Mais le soir de la visite de la princesse de Luxembourg, la femme du Premier mit un doigt sur sa bouche.
— Il y a du nouveau.
— Oh! elle est extraordinaire, Mme Poncin! je n’ai jamais vu... mais dites, qu’y a-t-il?
— Hé bien, il y a qu’une femme aux cheveux jaunes, avec un pied de rouge sur la figure, une voiture qui sentait l’horizontale d’une lieue, et comme n’en ont que ces demoiselles, est venue tantôt pour voir la prétendue marquise.
— Ouil you uouil! patatras! Voyez-vous ça! mais c’est cette dame que nous avons vue, vous vous rappelez bâtonnier, nous avons bien trouvé qu’elle marquait très mal mais nous ne savions pas qu’elle était venue pour la marquise. Une femme avec un nègre, n’est-ce pas?
— C’est cela même.
— Ah! vous m’en direz tant. Vous ne savez pas son nom?
— Si, j’ai fait semblant de me tromper, j’ai pris la carte, elle a comme nom de guerre la princesse de Luxembourg! Avais-je raison de me méfier! C’est agréable d’avoir ici une promiscuité avec cette espèce de Baronne d’Ange.» Le bâtonnier cita Mathurin Régnier et Macette au premier Président.

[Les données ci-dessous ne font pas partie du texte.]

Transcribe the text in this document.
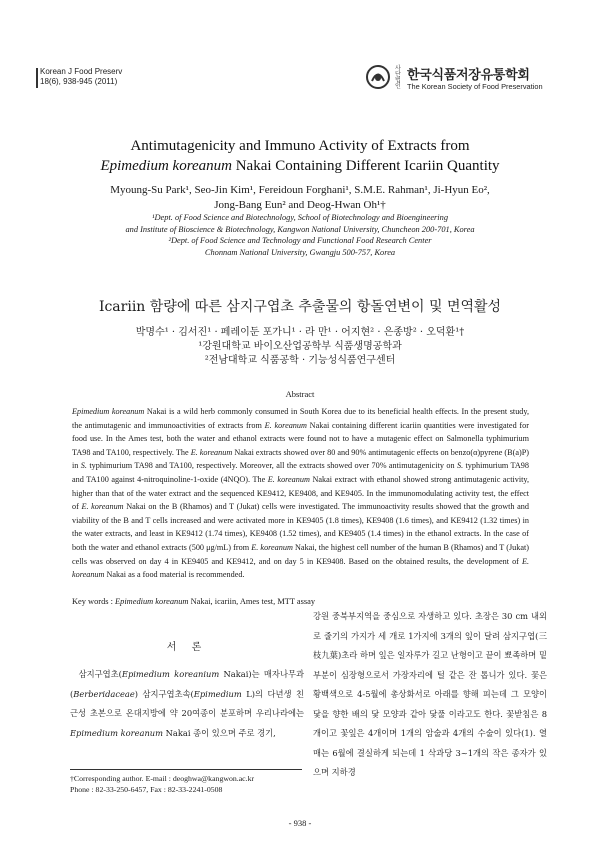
Korean J Food Preserv
18(6), 938-945 (2011)
사단법인
한국식품저장유통학회
The Korean Society of Food Preservation
Antimutagenicity and Immuno Activity of Extracts from
Epimedium koreanum Nakai Containing Different Icariin Quantity
Myoung-Su Park¹, Seo-Jin Kim¹, Fereidoun Forghani¹, S.M.E. Rahman¹, Ji-Hyun Eo²,
Jong-Bang Eun² and Deog-Hwan Oh¹†
¹Dept. of Food Science and Biotechnology, School of Biotechnology and Bioengineering
and Institute of Bioscience & Biotechnology, Kangwon National University, Chuncheon 200-701, Korea
²Dept. of Food Science and Technology and Functional Food Research Center
Chonnam National University, Gwangju 500-757, Korea
Icariin 함량에 따른 삼지구엽초 추출물의 항돌연변이 및 면역활성
박명수¹ · 김서진¹ · 페레이둔 포가니¹ · 라 만¹ · 어지현² · 은종방² · 오덕환¹†
¹강원대학교 바이오산업공학부 식품생명공학과
²전남대학교 식품공학 · 기능성식품연구센터
Abstract

Epimedium koreanum Nakai is a wild herb commonly consumed in South Korea due to its beneficial health effects. In the present study, the antimutagenic and immunoactivities of extracts from E. koreanum Nakai containing different icariin quantities were investigated for food use. In the Ames test, both the water and ethanol extracts were found not to have a mutagenic effect on Salmonella typhimurium TA98 and TA100, respectively. The E. koreanum Nakai extracts showed over 80 and 90% antimutagenic effects on benzo(α)pyrene (B(a)P) in S. typhimurium TA98 and TA100, respectively. Moreover, all the extracts showed over 70% antimutagenicity on S. typhimurium TA98 and TA100 against 4-nitroquinoline-1-oxide (4NQO). The E. koreanum Nakai extract with ethanol showed strong antimutagenic activity, higher than that of the water extract and the sequenced KE9412, KE9408, and KE9405. In the immunomodulating activity test, the effect of E. koreanum Nakai on the B (Rhamos) and T (Jukat) cells were investigated. The immunoactivity results showed that the growth and viability of the B and T cells increased and were activated more in KE9405 (1.8 times), KE9408 (1.6 times), and KE9412 (1.32 times) in the water extracts, and least in KE9412 (1.74 times), KE9408 (1.52 times), and KE9405 (1.4 times) in the ethanol extracts. In the case of both the water and ethanol extracts (500 μg/mL) from E. koreanum Nakai, the highest cell number of the human B (Rhamos) and T (Jukat) cells was observed on day 4 in KE9405 and KE9412, and on day 5 in KE9408. Based on the obtained results, the development of E. koreanum Nakai as a food material is recommended.

Key words : Epimedium koreanum Nakai, icariin, Ames test, MTT assay
서 론

삼지구엽초(Epimedium koreanium Nakai)는 매자나무과 (Berberidaceae) 삼지구엽초속(Epimedium L)의 다년생 친근성 초본으로 온대지방에 약 20여종이 분포하며 우리나라에는 Epimedium koreanum Nakai 종이 있으며 주로 경기,

강원 중북부지역을 중심으로 자생하고 있다. 초장은 30 cm 내외로 줄기의 가지가 세 개로 1가지에 3개의 잎이 달려 삼지구엽(三枝九葉)초라 하며 잎은 일자루가 길고 난형이고 끝이 뾰족하며 밑 부분이 심장형으로서 가장자리에 털 같은 잔 톱니가 있다. 꽃은 황백색으로 4-5월에 총상화서로 아래를 향해 피는데 그 모양이 닻을 향한 배의 닻 모양과 같아 닻풀 이라고도 한다. 꽃받침은 8개이고 꽃잎은 4개이며 1개의 암술과 4개의 수술이 있다(1). 열매는 6월에 결실하게 되는데 1 삭과당 3~1개의 작은 종자가 있으며 지하경

†Corresponding author. E-mail : deoghwa@kangwon.ac.kr
Phone : 82-33-250-6457, Fax : 82-33-2241-0508
- 938 -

Il ne faut, d’ailleurs, pas croire que ce malentendu fut momentané comme ceux qui se forment au deuxième acte d’un vaudeville pour se dissiper au dernier, Mme de Luxembourg, nièce du roi d’Angleterre et de l’empereur d’Autriche, et Mme de Villeparisis, parurent toujours quand la première venait chercher la seconde pour se promener en voiture deux drôlesses de l’espèce de celles dont on se gare difficilement dans les villes d’eaux. Les trois quarts des hommes du faubourg Saint-Germain passent aux yeux d’une bonne partie de la bourgeoisie pour des décavés crapuleux (qu’ils sont d’ailleurs quelquefois individuellement) et que, par conséquent, personne ne reçoit. La bourgeoisie est trop honnête en cela, car leurs tares ne les empêcheraient nullement d’être reçus avec la plus grande faveur là où elle ne le sera jamais. Et eux s’imaginent tellement que la bourgeoisie le sait qu’ils affectent une simplicité en ce qui les concerne, un dénigrement pour leurs amis particulièrement «à la côte», qui achève le malentendu. Si par hasard un homme du grand monde est en rapports avec la petite bourgeoisie parce qu’il se trouve, étant extrêmement riche, avoir la présidence des plus importantes sociétés financières, la bourgeoisie qui voit enfin un noble digne d’être grand bourgeois jurerait qu’il ne fraye pas avec le marquis joueur et ruiné qu’elle croit d’autant plus dénué de relations qu’il est plus aimable. Et elle n’en revient pas quand le duc, président du conseil d’administration de la colossale Affaire, donne pour femme à son fils, la fille du marquis joueur, mais dont le nom est le plus ancien de France, de même qu’un souverain fera plutôt épouser à son fils la fille d’un roi détrôné que d’un président de la république en fonctions. C’est dire que les deux mondes ont l’un de l’autre une vue aussi chimérique que les habitants d’une plage située à une des extrémités de la baie de Balbec, ont de la plage située à l’autre extrémité: de Rivebelle on voit un peu Marcouville l’Orgueilleuse; mais cela même trompe, car on croit qu’on est vu de Marcouville, d’où au contraire les splendeurs de Rivebelle sont en grande partie invisibles.